All public gold trading floors will be banned effective March 31, 2010, under a recent order by Prime Minister Nguyen Tan Dung.


The order requires all gold trading floors to be shut down and all domestic investor accounts terminated by that date, after which time the State Bank of Vietnam will assume oversight of all trades in the precious metal.


The order also requires the central bank to suspend all 2006 regulations allowing gold trading via accounts abroad.


Jewellery businesses will still be allowed to sell gold jewellery, but the State Bank will draft new regulations limiting how gold can be traded in this form.


After over two years of unregulated trading in gold, the Government has decided to clamp down on what has become a chaotic market driven by speculative behaviour.
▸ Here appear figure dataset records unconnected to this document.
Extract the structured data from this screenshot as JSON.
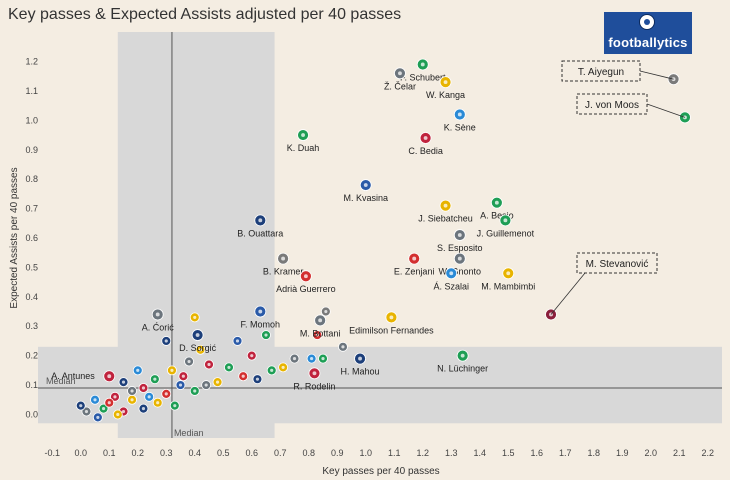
{
  "chart_data": {
    "type": "scatter",
    "title": "Key passes & Expected Assists adjusted per 40 passes",
    "xlabel": "Key passes per 40 passes",
    "ylabel": "Expected Assists per 40 passes",
    "xlim": [
      -0.15,
      2.25
    ],
    "ylim": [
      -0.08,
      1.28
    ],
    "x_ticks": [
      "-0.1",
      "0.0",
      "0.1",
      "0.2",
      "0.3",
      "0.4",
      "0.5",
      "0.6",
      "0.7",
      "0.8",
      "0.9",
      "1.0",
      "1.1",
      "1.2",
      "1.3",
      "1.4",
      "1.5",
      "1.6",
      "1.7",
      "1.8",
      "1.9",
      "2.0",
      "2.1",
      "2.2"
    ],
    "y_ticks": [
      "0.0",
      "0.1",
      "0.2",
      "0.3",
      "0.4",
      "0.5",
      "0.6",
      "0.7",
      "0.8",
      "0.9",
      "1.0",
      "1.1",
      "1.2"
    ],
    "median_x": 0.32,
    "median_y": 0.09,
    "median_label": "Median",
    "median_x_label": "Median",
    "x_median_band": [
      0.13,
      0.68
    ],
    "y_median_band": [
      -0.03,
      0.23
    ],
    "logo_text": "footballytics",
    "colors": {
      "background": "#f4ede2",
      "band": "#d8d8d8"
    },
    "points": [
      {
        "label": "F. Schubert",
        "x": 1.2,
        "y": 1.19,
        "color": "#1e9e55"
      },
      {
        "label": "Ž. Čelar",
        "x": 1.12,
        "y": 1.16,
        "color": "#6c757d"
      },
      {
        "label": "W. Kanga",
        "x": 1.28,
        "y": 1.13,
        "color": "#e8b400"
      },
      {
        "label": "K. Sène",
        "x": 1.33,
        "y": 1.02,
        "color": "#2a8ad6"
      },
      {
        "label": "C. Bedia",
        "x": 1.21,
        "y": 0.94,
        "color": "#c0233d"
      },
      {
        "label": "K. Duah",
        "x": 0.78,
        "y": 0.95,
        "color": "#1e9e55"
      },
      {
        "label": "T. Aiyegun",
        "x": 2.08,
        "y": 1.14,
        "color": "#7a7a7a"
      },
      {
        "label": "J. von Moos",
        "x": 2.12,
        "y": 1.01,
        "color": "#1e9e55"
      },
      {
        "label": "M. Kvasina",
        "x": 1.0,
        "y": 0.78,
        "color": "#2a5aa8"
      },
      {
        "label": "A. Besio",
        "x": 1.46,
        "y": 0.72,
        "color": "#1e9e55"
      },
      {
        "label": "J. Siebatcheu",
        "x": 1.28,
        "y": 0.71,
        "color": "#e8b400"
      },
      {
        "label": "J. Guillemenot",
        "x": 1.49,
        "y": 0.66,
        "color": "#1e9e55"
      },
      {
        "label": "B. Ouattara",
        "x": 0.63,
        "y": 0.66,
        "color": "#1d3f7a"
      },
      {
        "label": "S. Esposito",
        "x": 1.33,
        "y": 0.61,
        "color": "#6c757d"
      },
      {
        "label": "W. Gnonto",
        "x": 1.33,
        "y": 0.53,
        "color": "#6c757d"
      },
      {
        "label": "E. Zenjani",
        "x": 1.17,
        "y": 0.53,
        "color": "#d32f2f"
      },
      {
        "label": "B. Kramer",
        "x": 0.71,
        "y": 0.53,
        "color": "#7a7a7a"
      },
      {
        "label": "Adrià Guerrero",
        "x": 0.79,
        "y": 0.47,
        "color": "#d32f2f"
      },
      {
        "label": "M. Mambimbi",
        "x": 1.5,
        "y": 0.48,
        "color": "#e8b400"
      },
      {
        "label": "M. Stevanović",
        "x": 1.65,
        "y": 0.34,
        "color": "#8b1f3c"
      },
      {
        "label": "Á. Szalai",
        "x": 1.3,
        "y": 0.48,
        "color": "#2a8ad6"
      },
      {
        "label": "F. Momoh",
        "x": 0.63,
        "y": 0.35,
        "color": "#2a5aa8"
      },
      {
        "label": "Edimilson Fernandes",
        "x": 1.09,
        "y": 0.33,
        "color": "#e8b400"
      },
      {
        "label": "M. Bottani",
        "x": 0.84,
        "y": 0.32,
        "color": "#6c757d"
      },
      {
        "label": "A. Ćorić",
        "x": 0.27,
        "y": 0.34,
        "color": "#6c757d"
      },
      {
        "label": "D. Sorgić",
        "x": 0.41,
        "y": 0.27,
        "color": "#1d3f7a"
      },
      {
        "label": "N. Lüchinger",
        "x": 1.34,
        "y": 0.2,
        "color": "#1e9e55"
      },
      {
        "label": "H. Mahou",
        "x": 0.98,
        "y": 0.19,
        "color": "#1d3f7a"
      },
      {
        "label": "R. Rodelin",
        "x": 0.82,
        "y": 0.14,
        "color": "#c0233d"
      },
      {
        "label": "A. Antunes",
        "x": 0.1,
        "y": 0.13,
        "color": "#c0233d"
      }
    ],
    "unlabeled_points": [
      {
        "x": 0.4,
        "y": 0.33,
        "color": "#e8b400"
      },
      {
        "x": 0.65,
        "y": 0.27,
        "color": "#1e9e55"
      },
      {
        "x": 0.3,
        "y": 0.25,
        "color": "#1d3f7a"
      },
      {
        "x": 0.55,
        "y": 0.25,
        "color": "#2a5aa8"
      },
      {
        "x": 0.86,
        "y": 0.35,
        "color": "#7a7a7a"
      },
      {
        "x": 0.83,
        "y": 0.27,
        "color": "#d32f2f"
      },
      {
        "x": 0.6,
        "y": 0.2,
        "color": "#c0233d"
      },
      {
        "x": 0.75,
        "y": 0.19,
        "color": "#6c757d"
      },
      {
        "x": 0.81,
        "y": 0.19,
        "color": "#2a8ad6"
      },
      {
        "x": 0.92,
        "y": 0.23,
        "color": "#6c757d"
      },
      {
        "x": 0.85,
        "y": 0.19,
        "color": "#1e9e55"
      },
      {
        "x": 0.71,
        "y": 0.16,
        "color": "#e8b400"
      },
      {
        "x": 0.67,
        "y": 0.15,
        "color": "#1e9e55"
      },
      {
        "x": 0.42,
        "y": 0.22,
        "color": "#e8b400"
      },
      {
        "x": 0.2,
        "y": 0.15,
        "color": "#2a8ad6"
      },
      {
        "x": 0.32,
        "y": 0.15,
        "color": "#e8b400"
      },
      {
        "x": 0.38,
        "y": 0.18,
        "color": "#6c757d"
      },
      {
        "x": 0.45,
        "y": 0.17,
        "color": "#c0233d"
      },
      {
        "x": 0.52,
        "y": 0.16,
        "color": "#1e9e55"
      },
      {
        "x": 0.57,
        "y": 0.13,
        "color": "#d32f2f"
      },
      {
        "x": 0.62,
        "y": 0.12,
        "color": "#1d3f7a"
      },
      {
        "x": 0.48,
        "y": 0.11,
        "color": "#e8b400"
      },
      {
        "x": 0.26,
        "y": 0.12,
        "color": "#1e9e55"
      },
      {
        "x": 0.22,
        "y": 0.09,
        "color": "#c0233d"
      },
      {
        "x": 0.15,
        "y": 0.11,
        "color": "#1d3f7a"
      },
      {
        "x": 0.35,
        "y": 0.1,
        "color": "#2a5aa8"
      },
      {
        "x": 0.4,
        "y": 0.08,
        "color": "#1e9e55"
      },
      {
        "x": 0.44,
        "y": 0.1,
        "color": "#6c757d"
      },
      {
        "x": 0.3,
        "y": 0.07,
        "color": "#d32f2f"
      },
      {
        "x": 0.18,
        "y": 0.05,
        "color": "#e8b400"
      },
      {
        "x": 0.12,
        "y": 0.06,
        "color": "#c0233d"
      },
      {
        "x": 0.05,
        "y": 0.05,
        "color": "#2a8ad6"
      },
      {
        "x": 0.08,
        "y": 0.02,
        "color": "#1e9e55"
      },
      {
        "x": 0.02,
        "y": 0.01,
        "color": "#6c757d"
      },
      {
        "x": 0.15,
        "y": 0.01,
        "color": "#c0233d"
      },
      {
        "x": 0.22,
        "y": 0.02,
        "color": "#1d3f7a"
      },
      {
        "x": 0.27,
        "y": 0.04,
        "color": "#e8b400"
      },
      {
        "x": 0.1,
        "y": 0.04,
        "color": "#d32f2f"
      },
      {
        "x": 0.33,
        "y": 0.03,
        "color": "#1e9e55"
      },
      {
        "x": 0.06,
        "y": -0.01,
        "color": "#2a5aa8"
      },
      {
        "x": 0.18,
        "y": 0.08,
        "color": "#6c757d"
      },
      {
        "x": 0.24,
        "y": 0.06,
        "color": "#2a8ad6"
      },
      {
        "x": 0.36,
        "y": 0.13,
        "color": "#c0233d"
      },
      {
        "x": 0.13,
        "y": 0.0,
        "color": "#e8b400"
      },
      {
        "x": 0.0,
        "y": 0.03,
        "color": "#1d3f7a"
      }
    ]
  }
}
Gold trading is also undercutting official efforts to regulate monetary policy and stabilise the economy.


"The shutdown is necessary, but had it come sooner in 2008, the costs could have been reduced," said a representative of the Vietnam Association of Financial Investors (VAFI). "Many trading centres have been set up, taking a large investment of capital to build up staff and infrastructure."
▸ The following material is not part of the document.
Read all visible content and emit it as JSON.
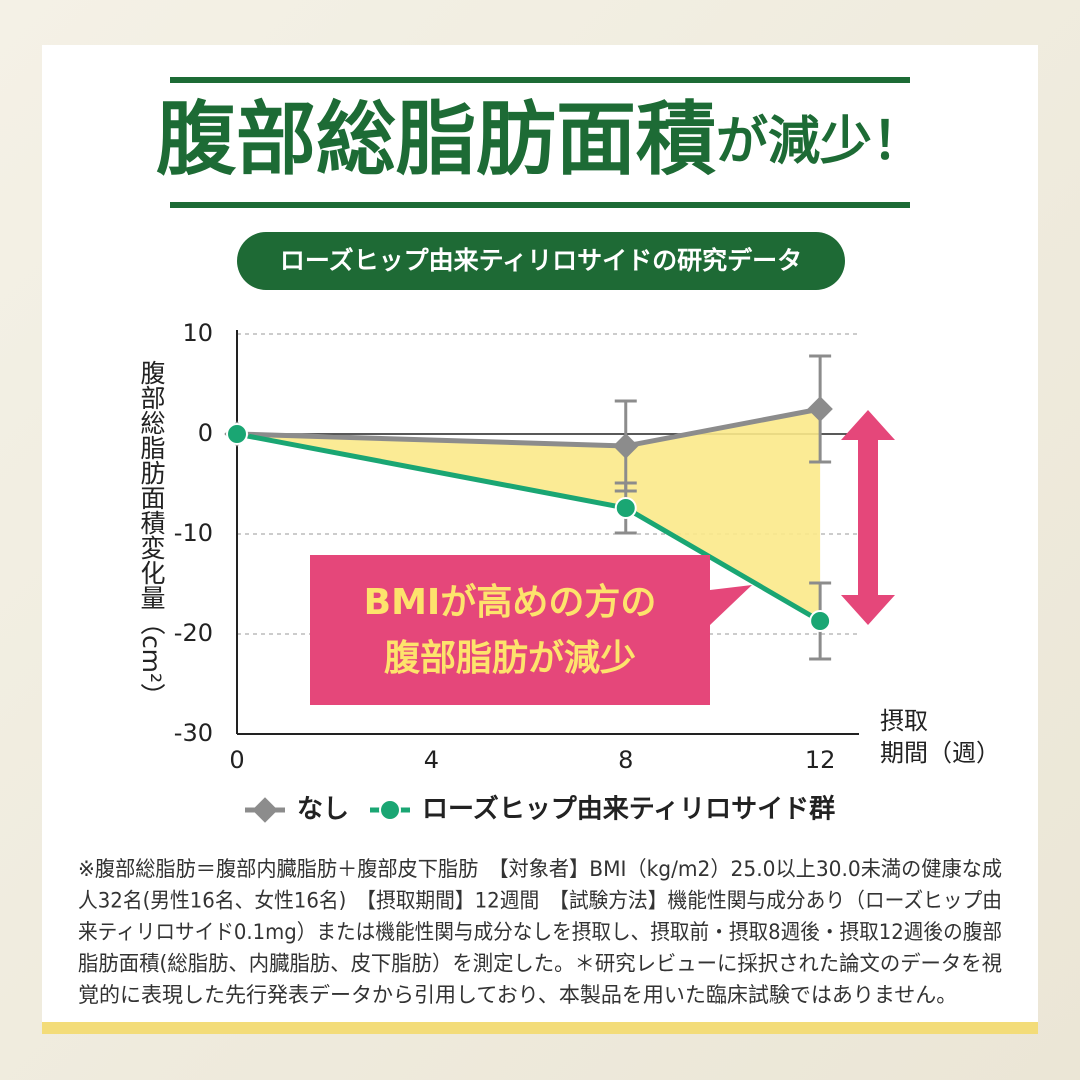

Investors would lose an investment channel, but the State would have one less factor to regulate, said Nguyen Thanh Toai, deputy director of Asia Commercial Bank, the nation’s first credit institution to establish a gold trading floor in Viet Nam.


Black-market gold trading in the past had rattled the authorities, Toai said, which is why they moved the illegal gold trading from the dark alleys into the light of lawful gold trading centres in which it could be monitored and regulated. But now, he said, they were returning it again to the darkness.


Another director of a HCM City based gold trading centre, who asked to remain anonymous, worried that investors might now illegally set up accounts abroad to trade gold online as they used to do before gold trading centres were set up in Viet Nam, causing more dollars to drain out of the domestic economy.


The State Bank of Vietnam had submitted to the Government two proposals for better managing gold trading centres, including closing them down or raising required security deposit rates to 100 per cent.


The resulting shutdown order will affect about 20 gold trading bourses.


There are centres operated by banks, requiring investors to open accounts at the bank; bourses set up by credit institutions or securities companies, requiring investors to deposit money directly with the organisation operating the bourse; and centres allowing institutions and investors to trade gold for gold abroad using US dollars./.